LA District Attorney Rebuked by County Judge
An LA County Superior Court judge has issued a preliminary injunction that will stop District Attorney George Gascón from implementing some of his most controversial reforms.
Gascón has issued a number of directives since taking office, including putting an end to criminal sentencing enhancements. Gascón was sued by the union that represents his deputy district attorneys. The judge sided with the union on Monday.
California’s “three strikes” law contains a “plead and prove” provision for all serious or violent felony offenses that occurred previously. As a result, Gascón’s directives “require prosecutors to violate California law, their oaths of office, and their ethical and professional obligations,” Judge James Chalfant said.
The ruling means Gascón cannot compel prosecutors to dismiss sentencing enhancements for prior strike offenses in active cases without proper basis. The decision will affect thousands of cases.
“Today’s decision is a victory for the rule of law. This lawsuit has never been about whether sentencing enhancements are good or bad policy, but about whether a district attorney can force prosecutors to violate clear California law in order to carry out his desired policy changes,” Nathan Hochman, a partner at the law firm representing the plaintiffs, told the Los Angeles Times.

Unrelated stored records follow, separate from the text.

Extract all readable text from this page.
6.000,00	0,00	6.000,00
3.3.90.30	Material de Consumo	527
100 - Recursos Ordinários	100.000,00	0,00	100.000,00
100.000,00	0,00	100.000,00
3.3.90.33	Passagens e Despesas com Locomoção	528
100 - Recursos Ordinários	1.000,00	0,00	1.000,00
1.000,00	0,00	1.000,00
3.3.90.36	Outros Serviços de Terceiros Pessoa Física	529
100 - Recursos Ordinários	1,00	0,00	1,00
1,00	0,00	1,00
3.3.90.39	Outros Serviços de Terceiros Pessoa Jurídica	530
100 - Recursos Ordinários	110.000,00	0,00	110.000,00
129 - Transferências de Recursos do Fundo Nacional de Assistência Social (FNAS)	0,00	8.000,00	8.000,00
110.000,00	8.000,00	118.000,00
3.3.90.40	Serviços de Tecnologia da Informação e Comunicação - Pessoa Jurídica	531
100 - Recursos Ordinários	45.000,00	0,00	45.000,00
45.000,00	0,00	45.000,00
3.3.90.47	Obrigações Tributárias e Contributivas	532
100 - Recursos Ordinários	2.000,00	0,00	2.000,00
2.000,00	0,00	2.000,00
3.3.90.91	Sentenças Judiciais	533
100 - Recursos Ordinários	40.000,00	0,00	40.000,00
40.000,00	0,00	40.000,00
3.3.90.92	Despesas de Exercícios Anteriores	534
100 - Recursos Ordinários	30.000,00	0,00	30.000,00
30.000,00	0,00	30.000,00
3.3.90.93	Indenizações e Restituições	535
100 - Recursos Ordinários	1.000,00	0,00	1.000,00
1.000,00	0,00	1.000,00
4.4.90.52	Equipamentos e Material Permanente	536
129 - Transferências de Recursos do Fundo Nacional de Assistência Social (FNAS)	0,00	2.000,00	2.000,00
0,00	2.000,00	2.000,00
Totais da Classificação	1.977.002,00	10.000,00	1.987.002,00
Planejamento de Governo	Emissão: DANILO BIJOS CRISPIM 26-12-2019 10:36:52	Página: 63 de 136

Gascón was defiant after the ruling.
“More than 2 million people in Los Angeles County voted for a system of justice based on science and data, not fear and emotion,” the district attorney said. “Nevertheless, I never had any illusions as to the difficulty and challenges associated with reforming a dated institution steeped in systemic racism. My directives are a product of the will of the people, including survivors of crime, and a substantial body of research that shows this modern approach will advance community safety.”
The district attorney said he will appeal.